Who's in It:
Eva Longoria Parker, Paul Rudd, Lake Bell, Jason Biggs
The Basics: When you die, you turn into a ghost. You also get a spray-on tan. You didn't know that the afterlife was one big tanning salon? Well, it is. Also, you are not punished for having been an uptight, micromanaging pain in the ass while you were on Earth. You get to keep on being one until you've finally learned your lesson. Here, the lesson is that you have to let go of the past, so you can move on into the future. Longoria Parker is the tan ghost who has to learn the lesson. Stoked now?

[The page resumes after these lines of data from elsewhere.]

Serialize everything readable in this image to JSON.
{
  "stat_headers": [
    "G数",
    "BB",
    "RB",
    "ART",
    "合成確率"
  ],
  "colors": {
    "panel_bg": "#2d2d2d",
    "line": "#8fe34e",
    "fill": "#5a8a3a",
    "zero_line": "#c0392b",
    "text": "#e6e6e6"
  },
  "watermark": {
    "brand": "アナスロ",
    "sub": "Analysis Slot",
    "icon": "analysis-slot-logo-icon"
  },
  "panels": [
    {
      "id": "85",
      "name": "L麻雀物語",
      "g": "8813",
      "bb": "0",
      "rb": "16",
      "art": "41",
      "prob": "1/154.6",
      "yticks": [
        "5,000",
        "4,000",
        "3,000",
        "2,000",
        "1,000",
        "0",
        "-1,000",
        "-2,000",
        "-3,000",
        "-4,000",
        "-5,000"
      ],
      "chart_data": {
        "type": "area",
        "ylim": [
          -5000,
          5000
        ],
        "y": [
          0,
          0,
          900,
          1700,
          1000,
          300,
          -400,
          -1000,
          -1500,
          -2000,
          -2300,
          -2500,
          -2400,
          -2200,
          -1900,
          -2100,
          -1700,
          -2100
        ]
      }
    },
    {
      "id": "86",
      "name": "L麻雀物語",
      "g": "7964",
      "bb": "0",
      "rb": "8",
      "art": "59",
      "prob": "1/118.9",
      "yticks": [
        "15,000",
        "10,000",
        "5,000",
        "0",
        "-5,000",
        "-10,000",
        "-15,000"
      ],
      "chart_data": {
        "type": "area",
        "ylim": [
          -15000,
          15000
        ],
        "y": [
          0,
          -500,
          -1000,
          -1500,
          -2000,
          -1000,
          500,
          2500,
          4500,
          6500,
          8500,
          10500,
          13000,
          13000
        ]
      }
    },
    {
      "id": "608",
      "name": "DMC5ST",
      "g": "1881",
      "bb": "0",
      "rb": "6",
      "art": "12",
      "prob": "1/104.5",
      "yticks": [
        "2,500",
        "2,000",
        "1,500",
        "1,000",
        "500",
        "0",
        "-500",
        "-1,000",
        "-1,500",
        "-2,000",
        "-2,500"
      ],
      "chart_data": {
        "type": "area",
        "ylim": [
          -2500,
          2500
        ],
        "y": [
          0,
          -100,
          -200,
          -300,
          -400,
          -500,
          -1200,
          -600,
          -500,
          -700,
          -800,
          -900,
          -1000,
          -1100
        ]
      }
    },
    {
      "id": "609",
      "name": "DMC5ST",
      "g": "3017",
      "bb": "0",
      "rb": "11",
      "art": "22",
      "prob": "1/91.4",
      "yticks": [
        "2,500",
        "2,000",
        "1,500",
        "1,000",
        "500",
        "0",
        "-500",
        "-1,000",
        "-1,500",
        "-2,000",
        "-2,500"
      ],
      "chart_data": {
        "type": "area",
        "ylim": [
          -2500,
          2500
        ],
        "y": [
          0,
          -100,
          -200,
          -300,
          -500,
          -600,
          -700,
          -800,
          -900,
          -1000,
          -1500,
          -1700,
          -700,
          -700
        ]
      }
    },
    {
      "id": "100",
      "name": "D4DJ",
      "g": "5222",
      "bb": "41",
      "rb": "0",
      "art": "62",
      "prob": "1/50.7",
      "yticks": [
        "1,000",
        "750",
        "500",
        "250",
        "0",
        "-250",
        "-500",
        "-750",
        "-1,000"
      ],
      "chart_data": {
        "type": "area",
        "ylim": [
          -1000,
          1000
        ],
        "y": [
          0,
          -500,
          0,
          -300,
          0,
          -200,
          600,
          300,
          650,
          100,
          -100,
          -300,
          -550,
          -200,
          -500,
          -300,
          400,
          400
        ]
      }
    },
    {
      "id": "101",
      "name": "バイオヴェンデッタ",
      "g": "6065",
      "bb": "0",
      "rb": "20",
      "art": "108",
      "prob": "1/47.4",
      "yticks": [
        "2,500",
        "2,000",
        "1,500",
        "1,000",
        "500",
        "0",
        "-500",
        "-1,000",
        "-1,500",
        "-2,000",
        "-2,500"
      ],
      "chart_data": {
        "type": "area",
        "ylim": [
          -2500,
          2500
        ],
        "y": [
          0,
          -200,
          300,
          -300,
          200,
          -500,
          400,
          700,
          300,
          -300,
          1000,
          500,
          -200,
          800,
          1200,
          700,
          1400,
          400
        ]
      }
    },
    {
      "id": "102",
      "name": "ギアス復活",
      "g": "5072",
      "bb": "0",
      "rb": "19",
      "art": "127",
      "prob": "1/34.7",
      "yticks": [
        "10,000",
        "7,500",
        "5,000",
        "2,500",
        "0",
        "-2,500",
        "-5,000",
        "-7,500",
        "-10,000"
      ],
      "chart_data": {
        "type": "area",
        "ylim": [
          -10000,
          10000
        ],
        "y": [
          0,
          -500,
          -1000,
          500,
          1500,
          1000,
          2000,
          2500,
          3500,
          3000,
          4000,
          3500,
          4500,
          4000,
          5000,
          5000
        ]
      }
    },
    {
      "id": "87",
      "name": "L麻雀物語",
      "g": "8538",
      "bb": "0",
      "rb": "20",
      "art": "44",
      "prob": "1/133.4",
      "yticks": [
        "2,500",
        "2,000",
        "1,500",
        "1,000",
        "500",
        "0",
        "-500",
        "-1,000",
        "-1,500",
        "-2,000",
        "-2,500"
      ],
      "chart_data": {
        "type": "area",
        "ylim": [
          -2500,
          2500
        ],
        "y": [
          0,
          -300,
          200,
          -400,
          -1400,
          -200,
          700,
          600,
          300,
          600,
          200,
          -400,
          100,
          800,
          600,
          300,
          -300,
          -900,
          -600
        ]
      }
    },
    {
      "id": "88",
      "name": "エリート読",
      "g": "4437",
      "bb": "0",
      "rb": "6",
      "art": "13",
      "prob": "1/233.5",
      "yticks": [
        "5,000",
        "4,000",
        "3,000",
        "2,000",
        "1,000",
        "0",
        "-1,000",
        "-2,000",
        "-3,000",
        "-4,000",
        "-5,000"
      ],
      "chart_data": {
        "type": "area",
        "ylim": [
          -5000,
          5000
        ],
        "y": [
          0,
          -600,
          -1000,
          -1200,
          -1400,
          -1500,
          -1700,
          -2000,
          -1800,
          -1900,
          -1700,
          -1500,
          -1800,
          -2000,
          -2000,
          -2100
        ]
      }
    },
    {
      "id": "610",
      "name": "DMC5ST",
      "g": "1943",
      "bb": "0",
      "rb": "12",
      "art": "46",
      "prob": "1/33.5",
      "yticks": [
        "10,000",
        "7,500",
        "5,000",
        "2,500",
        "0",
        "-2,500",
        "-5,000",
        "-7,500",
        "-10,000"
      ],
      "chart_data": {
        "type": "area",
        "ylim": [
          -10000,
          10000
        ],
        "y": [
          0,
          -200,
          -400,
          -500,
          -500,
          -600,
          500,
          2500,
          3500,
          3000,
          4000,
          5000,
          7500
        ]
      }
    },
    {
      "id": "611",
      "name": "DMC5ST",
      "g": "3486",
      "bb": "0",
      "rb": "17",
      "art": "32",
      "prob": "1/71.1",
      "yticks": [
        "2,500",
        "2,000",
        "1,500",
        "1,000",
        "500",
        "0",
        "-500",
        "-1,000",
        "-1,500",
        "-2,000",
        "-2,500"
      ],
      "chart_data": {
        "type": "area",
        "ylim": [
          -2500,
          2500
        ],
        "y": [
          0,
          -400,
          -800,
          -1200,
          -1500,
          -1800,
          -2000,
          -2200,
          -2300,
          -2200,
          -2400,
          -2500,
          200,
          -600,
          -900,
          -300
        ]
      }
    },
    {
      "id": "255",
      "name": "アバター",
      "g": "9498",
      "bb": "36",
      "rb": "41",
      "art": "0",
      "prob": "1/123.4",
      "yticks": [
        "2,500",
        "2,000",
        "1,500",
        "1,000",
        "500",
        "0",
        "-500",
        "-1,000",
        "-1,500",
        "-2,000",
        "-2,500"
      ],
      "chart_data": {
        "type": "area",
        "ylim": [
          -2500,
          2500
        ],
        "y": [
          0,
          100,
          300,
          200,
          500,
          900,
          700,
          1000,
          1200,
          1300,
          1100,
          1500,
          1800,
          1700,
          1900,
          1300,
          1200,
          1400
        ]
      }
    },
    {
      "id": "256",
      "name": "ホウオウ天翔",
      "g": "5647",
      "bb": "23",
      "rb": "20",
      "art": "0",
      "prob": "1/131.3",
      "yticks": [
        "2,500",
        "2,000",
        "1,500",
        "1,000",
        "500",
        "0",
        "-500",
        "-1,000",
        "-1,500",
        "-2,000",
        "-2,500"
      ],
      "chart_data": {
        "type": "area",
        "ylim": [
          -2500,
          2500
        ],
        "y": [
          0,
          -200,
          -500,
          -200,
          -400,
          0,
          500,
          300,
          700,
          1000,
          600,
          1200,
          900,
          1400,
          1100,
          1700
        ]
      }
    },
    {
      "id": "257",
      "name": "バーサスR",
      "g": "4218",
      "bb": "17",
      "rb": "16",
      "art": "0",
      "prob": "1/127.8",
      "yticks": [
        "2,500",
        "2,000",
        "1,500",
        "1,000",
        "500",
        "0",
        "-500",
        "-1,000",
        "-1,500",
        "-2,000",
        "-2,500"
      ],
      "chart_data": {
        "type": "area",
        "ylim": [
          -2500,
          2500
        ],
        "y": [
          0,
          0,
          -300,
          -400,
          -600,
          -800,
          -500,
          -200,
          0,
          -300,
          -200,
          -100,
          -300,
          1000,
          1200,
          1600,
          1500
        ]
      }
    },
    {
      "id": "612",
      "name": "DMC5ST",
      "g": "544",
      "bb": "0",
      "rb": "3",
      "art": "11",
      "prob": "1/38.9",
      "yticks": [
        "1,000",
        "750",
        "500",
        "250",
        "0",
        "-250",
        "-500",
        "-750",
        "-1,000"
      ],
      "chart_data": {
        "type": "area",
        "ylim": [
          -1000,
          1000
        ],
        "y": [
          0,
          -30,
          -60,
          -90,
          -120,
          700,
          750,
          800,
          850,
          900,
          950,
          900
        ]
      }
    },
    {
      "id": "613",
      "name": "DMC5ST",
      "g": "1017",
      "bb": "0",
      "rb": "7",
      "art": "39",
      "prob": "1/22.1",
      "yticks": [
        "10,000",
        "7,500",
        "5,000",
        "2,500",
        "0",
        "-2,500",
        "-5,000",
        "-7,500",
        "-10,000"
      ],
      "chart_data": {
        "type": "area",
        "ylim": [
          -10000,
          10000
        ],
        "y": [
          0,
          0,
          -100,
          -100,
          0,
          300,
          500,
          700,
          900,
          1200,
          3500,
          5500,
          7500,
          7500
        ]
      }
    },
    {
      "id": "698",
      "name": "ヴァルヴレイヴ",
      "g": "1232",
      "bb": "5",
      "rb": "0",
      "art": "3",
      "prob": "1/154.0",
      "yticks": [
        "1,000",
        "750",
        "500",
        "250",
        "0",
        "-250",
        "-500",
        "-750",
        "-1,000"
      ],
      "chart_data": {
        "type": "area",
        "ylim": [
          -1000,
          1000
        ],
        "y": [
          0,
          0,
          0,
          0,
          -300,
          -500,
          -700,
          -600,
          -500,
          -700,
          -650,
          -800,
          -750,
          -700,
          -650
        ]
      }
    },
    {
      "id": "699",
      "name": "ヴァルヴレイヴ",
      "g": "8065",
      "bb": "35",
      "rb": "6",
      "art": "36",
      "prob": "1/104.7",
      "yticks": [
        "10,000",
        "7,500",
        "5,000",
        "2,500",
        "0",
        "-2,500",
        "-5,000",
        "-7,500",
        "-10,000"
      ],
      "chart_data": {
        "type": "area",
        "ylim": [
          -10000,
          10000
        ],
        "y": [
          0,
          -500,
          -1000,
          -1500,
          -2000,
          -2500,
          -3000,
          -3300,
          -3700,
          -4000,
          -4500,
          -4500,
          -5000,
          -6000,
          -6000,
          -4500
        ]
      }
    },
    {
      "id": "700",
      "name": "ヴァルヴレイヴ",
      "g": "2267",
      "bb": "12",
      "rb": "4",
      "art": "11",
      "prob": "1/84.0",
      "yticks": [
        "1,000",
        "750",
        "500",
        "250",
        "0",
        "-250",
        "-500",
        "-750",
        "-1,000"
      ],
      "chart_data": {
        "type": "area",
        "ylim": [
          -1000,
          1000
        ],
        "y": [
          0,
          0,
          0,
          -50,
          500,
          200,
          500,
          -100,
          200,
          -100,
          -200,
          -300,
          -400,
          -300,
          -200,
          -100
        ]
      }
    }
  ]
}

What's the Deal? It's kind of impossible to hate this dumb, barely funny movie. That's because when it does finally get around to making you laugh a couple of times, you tend to find forgiveness in your heart. Or maybe pity. It's kind of like when you see a three-legged kitten. You know it should be put down. But you can't bring yourself to be the one to do it.
The Funny Bits: The part where Rudd he's dead Eva's still-living fiancé who's moving on and dating Bell is trying to get it on with Bell, and Eva hovers horizontally over and heckles them. It's a weird, loud, three-way-ghost-sex sandwich. Then she sings "The Greatest Love of All."
Theological Implications: You will learn that (a) ghosts can resist exorcism by Catholic priests and play tricks on them, (b) ghosts are spirits yet also retain their physical bodies and obsess about their weight, and (c) the powers that be in the new, more tolerant afterlife take a decidedly laissez-faire approach to occult practices such as haunting.
No Spoilers Here, But
Biggs plays a man with a very big secret. And it's a situation that, I promise you, simply does not exist in real life. It's only tolerable here because this is already a film where sexy lady ghosts are zapping people, trying to make them behave. It ain't like it's a documentary.